Goals, Scope, and Philosophy of Family Practice and Primary Care Medicine
The American Academy of Family Physicians and the National Academy of Sciences’ Institute of Medicine has established the following definitions to better explain the goals, scope and philosophy of Family Practice and Primary Care.
Family practice is the medical specialty which provides continuing and comprehensive health care for the individual and family. It is the specialty in breadth which integrates the biological, clinical, and behavioral sciences. The scope of family practice encompasses all ages, both sexes, each organ system, and every disease entity. Providers include family physicians, physician’s assistants, and family nurse practitioners.
These clinicians possess unique attitudes, skills, and knowledge which qualify them to provide continuing and comprehensive medical care, health maintenance and preventive services to each member of the family regardless of sex, age or type of problem, be it biological, behavioral, or social. These specialists, because of their background and interactions with the family, are best qualified to serve as each patient’s advocate in all health-related matters, including the appropriate use of consultants, health services, and community resources.
Primary care at its most root definition is medical care delivered with the patient and the community first in mind. Primary care is traditionally the point of ‘first contact’ for the patient when a medical illness, issue or concern arises. Primary care not only treats the patient when they are ill, but works with the patient when they are healthy to establish strong health maintenance skills by practicing disease prevention and health education.
Primary care involves the provision of integrated, accessible health care services by clinicians who are accountable for addressing a large majority of personal health care needs, developing a sustained partnership with patients, and practicing in the context of the family and community.

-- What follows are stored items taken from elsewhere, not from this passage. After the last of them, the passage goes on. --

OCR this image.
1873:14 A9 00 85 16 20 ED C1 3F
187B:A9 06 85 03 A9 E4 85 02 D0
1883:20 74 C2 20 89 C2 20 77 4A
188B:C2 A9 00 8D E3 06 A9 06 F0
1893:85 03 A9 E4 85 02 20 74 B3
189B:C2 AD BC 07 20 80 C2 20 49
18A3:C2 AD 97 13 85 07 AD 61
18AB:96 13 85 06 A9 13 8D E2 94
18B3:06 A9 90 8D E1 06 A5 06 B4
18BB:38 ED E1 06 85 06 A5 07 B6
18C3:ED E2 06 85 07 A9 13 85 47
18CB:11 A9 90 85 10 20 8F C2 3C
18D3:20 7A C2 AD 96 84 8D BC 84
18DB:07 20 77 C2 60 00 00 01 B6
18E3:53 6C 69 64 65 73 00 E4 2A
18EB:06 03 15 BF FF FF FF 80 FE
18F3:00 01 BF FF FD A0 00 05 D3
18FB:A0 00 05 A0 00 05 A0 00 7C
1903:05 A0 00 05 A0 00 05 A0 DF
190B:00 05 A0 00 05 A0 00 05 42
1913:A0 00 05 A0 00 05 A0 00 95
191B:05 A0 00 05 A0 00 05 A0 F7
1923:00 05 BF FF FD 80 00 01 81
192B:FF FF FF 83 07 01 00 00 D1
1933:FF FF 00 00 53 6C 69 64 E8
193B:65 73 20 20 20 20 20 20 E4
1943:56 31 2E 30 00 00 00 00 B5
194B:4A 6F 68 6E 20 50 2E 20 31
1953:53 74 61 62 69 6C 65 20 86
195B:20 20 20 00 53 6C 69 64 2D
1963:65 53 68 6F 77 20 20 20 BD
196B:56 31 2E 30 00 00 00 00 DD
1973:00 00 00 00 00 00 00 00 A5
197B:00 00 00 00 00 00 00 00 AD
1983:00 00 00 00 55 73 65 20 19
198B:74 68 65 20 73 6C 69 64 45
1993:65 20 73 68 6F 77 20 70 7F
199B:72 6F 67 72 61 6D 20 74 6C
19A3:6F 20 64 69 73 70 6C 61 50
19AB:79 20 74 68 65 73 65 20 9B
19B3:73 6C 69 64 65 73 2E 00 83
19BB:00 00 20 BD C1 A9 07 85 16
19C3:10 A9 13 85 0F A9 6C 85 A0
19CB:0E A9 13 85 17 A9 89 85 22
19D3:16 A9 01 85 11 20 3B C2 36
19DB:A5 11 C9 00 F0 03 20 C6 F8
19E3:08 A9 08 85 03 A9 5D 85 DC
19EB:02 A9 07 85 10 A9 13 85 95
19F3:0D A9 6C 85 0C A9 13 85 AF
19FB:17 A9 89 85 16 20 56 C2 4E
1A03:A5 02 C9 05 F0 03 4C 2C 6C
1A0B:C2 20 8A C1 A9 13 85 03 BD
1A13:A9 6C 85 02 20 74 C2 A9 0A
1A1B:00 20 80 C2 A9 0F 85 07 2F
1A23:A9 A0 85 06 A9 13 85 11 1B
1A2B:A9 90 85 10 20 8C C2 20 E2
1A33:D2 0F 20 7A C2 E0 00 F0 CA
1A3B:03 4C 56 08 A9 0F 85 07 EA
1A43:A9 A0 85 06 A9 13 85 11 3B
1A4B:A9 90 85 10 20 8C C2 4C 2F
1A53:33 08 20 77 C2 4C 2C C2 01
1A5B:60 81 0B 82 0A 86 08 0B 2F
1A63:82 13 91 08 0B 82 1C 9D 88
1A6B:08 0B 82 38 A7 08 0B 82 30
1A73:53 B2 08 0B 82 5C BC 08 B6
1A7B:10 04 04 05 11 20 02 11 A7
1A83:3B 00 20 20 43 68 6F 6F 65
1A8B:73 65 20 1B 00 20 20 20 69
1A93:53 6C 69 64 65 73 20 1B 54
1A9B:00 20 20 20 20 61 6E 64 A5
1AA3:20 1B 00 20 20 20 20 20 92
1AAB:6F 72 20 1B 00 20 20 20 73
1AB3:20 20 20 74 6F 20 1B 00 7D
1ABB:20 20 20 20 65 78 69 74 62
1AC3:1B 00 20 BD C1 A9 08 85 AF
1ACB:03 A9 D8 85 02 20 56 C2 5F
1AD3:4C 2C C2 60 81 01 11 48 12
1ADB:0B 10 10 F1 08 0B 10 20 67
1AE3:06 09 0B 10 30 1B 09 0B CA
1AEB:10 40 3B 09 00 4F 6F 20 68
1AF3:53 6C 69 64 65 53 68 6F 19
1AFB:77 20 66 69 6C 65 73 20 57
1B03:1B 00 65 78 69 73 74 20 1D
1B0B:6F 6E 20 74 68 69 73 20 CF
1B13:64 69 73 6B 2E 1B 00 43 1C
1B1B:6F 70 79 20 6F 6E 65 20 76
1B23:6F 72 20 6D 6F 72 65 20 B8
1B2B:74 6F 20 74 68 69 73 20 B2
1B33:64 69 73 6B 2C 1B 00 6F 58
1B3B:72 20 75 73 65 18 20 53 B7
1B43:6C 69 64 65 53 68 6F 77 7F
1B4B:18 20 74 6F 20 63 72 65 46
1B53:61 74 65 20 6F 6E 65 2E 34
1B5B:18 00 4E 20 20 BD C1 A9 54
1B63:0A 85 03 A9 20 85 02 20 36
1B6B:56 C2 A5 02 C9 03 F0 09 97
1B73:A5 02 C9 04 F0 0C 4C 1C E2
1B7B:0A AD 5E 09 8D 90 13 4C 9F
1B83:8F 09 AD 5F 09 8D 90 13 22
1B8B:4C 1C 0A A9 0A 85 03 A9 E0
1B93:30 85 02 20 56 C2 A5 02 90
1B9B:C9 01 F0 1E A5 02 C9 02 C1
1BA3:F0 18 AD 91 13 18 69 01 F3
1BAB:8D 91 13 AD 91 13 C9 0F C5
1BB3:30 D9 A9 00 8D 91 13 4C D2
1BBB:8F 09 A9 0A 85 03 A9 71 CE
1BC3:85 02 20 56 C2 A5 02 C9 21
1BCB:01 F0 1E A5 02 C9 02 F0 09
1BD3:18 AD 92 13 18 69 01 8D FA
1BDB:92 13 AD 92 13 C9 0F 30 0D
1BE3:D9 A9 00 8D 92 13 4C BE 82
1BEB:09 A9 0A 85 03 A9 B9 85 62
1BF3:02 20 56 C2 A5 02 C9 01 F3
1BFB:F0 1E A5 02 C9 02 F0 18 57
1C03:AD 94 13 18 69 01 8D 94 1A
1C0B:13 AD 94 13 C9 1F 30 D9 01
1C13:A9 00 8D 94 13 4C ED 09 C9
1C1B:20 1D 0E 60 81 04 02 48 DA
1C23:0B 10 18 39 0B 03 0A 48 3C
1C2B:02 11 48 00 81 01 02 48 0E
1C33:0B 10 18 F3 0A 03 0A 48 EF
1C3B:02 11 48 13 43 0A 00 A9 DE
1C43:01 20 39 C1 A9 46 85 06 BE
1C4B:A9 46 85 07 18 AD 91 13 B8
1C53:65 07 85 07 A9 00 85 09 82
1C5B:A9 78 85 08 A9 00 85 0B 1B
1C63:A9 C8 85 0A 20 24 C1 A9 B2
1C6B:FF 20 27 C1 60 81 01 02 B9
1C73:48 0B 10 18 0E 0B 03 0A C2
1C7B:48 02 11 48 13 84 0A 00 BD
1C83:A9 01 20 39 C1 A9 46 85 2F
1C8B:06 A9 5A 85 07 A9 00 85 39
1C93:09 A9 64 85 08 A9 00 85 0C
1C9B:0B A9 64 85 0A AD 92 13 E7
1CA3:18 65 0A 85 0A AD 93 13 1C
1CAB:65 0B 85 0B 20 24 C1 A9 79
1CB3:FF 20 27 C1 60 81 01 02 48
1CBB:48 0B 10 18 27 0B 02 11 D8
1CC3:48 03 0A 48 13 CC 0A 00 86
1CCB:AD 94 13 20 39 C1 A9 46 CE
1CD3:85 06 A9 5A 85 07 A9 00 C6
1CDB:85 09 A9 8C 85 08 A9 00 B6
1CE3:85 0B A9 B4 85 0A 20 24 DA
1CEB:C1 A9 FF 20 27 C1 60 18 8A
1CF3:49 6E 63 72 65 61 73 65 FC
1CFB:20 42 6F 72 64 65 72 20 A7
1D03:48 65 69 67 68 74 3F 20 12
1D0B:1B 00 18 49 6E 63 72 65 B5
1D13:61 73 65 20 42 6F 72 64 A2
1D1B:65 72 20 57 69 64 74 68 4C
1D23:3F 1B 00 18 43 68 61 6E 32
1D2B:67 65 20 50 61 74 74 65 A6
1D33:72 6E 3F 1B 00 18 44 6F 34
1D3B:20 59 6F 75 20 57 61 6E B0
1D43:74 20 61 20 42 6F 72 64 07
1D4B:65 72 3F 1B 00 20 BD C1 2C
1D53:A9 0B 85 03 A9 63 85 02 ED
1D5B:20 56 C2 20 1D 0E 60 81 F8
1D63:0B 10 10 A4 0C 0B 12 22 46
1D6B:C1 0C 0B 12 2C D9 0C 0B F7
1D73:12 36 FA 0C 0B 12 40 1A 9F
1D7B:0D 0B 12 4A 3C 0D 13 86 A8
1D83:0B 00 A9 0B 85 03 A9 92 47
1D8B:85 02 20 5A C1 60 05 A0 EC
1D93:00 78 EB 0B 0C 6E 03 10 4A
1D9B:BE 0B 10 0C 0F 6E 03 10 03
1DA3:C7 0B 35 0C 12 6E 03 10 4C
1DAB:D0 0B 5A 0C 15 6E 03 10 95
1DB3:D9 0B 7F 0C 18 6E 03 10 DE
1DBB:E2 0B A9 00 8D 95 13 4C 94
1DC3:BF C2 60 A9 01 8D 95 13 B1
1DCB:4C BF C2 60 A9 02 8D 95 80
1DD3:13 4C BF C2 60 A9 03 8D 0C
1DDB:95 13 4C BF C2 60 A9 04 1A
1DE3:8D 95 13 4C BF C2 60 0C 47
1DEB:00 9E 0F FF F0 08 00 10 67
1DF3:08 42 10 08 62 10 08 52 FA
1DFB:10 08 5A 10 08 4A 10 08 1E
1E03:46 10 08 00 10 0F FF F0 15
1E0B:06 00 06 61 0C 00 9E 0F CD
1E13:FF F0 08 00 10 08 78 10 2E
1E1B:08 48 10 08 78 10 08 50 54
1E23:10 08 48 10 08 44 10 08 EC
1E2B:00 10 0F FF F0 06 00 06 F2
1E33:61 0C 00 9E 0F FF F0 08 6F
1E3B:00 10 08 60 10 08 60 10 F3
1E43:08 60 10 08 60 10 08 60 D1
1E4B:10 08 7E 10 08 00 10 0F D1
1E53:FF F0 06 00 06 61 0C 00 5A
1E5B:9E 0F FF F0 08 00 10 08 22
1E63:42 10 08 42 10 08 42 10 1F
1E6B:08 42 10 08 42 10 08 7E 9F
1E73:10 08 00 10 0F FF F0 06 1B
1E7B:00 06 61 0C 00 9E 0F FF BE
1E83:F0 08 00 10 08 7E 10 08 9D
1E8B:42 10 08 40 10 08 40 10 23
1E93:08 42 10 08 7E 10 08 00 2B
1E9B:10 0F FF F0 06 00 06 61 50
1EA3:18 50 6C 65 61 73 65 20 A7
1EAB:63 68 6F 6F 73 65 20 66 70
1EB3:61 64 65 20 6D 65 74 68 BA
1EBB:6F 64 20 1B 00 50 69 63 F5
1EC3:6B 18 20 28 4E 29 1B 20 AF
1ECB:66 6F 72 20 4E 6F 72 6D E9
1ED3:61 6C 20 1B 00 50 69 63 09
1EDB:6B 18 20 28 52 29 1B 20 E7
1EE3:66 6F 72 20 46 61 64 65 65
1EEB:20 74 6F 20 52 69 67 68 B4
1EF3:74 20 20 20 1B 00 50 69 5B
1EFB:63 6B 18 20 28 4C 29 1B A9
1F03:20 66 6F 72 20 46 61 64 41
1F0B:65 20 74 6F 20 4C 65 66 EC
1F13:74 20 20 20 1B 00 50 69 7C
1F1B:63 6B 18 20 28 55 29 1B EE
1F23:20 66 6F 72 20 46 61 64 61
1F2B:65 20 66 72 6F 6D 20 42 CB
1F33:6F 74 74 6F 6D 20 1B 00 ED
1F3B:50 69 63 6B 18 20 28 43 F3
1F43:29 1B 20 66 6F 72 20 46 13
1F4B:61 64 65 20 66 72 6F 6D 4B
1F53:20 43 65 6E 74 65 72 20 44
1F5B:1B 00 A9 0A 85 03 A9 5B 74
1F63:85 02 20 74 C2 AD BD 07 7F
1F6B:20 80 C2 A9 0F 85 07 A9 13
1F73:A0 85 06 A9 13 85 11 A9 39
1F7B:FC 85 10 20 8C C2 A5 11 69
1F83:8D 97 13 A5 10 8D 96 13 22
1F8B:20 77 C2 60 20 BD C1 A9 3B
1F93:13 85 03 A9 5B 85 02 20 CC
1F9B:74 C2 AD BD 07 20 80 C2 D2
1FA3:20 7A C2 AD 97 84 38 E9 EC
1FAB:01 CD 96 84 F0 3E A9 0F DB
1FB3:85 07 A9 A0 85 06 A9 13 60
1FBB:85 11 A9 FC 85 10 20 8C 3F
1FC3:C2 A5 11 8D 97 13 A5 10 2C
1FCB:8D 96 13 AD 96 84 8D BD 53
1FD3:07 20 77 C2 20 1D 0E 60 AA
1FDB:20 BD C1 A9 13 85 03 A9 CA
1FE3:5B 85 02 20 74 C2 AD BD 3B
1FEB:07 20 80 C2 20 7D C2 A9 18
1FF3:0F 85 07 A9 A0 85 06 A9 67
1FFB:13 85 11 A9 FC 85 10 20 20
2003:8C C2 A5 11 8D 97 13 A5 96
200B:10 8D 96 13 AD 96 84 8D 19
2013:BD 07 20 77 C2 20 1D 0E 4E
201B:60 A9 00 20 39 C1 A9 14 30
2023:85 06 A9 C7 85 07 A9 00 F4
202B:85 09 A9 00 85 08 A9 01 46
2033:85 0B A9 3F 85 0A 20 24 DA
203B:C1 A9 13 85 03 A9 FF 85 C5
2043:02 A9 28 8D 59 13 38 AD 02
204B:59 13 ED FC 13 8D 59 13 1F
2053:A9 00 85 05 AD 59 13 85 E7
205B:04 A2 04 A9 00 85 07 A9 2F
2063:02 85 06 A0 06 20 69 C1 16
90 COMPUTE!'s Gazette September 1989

Primary care is the care provided by clinicians specifically trained for and skilled in comprehensive first contact and continuing care for persons with any undiagnosed sign, symptom, or health concern (the “undifferentiated” patient) not limited by problem origin (biological, behavioral, or social), organ system, gender, or diagnosis. Primary care includes health promotion, disease prevention, health maintenance, counseling, patient education, diagnosis and treatment of acute and chronic illnesses in a variety of health care settings (e.g., office, inpatient, critical care, long-term care, home care, day care, etc.). Primary care is performed and managed by a personal physician, physician’s assistant or nurse practitioner utilizing other health professionals, consultation and/or referral as appropriate.
Primary care provides patient advocacy in the health care system to accomplish cost-effective care by coordination of health care services. Primary care promotes effective provider-patient communication and encourages the role of the patient as a partner in their own health care decisions.
Primary Care Practice
A primary care practice serves as the patient’s first point of entry into the health care system and as the continuing focal point for all needed health care services. Primary care practices provide health promotion, disease prevention, health maintenance, counseling, patient education, diagnosis and treatment of acute and chronic illnesses in a variety of health care settings (e.g., office, inpatient, critical care, long-term care, home care, day care, etc.).
Primary care practices are organized to meet the needs of patients with undifferentiated problems, with the vast majority of patient concerns and need being cared for in the primary care practice itself. Primary care practices are generally located in the community of the patients, thereby facilitating access to health care while maintaining a wide variety of specialty and institutional consultative and referral relationships for specific care needs. The structure of the primary care practice may include a team of physicians, physician’s assistants and nurse practitioners.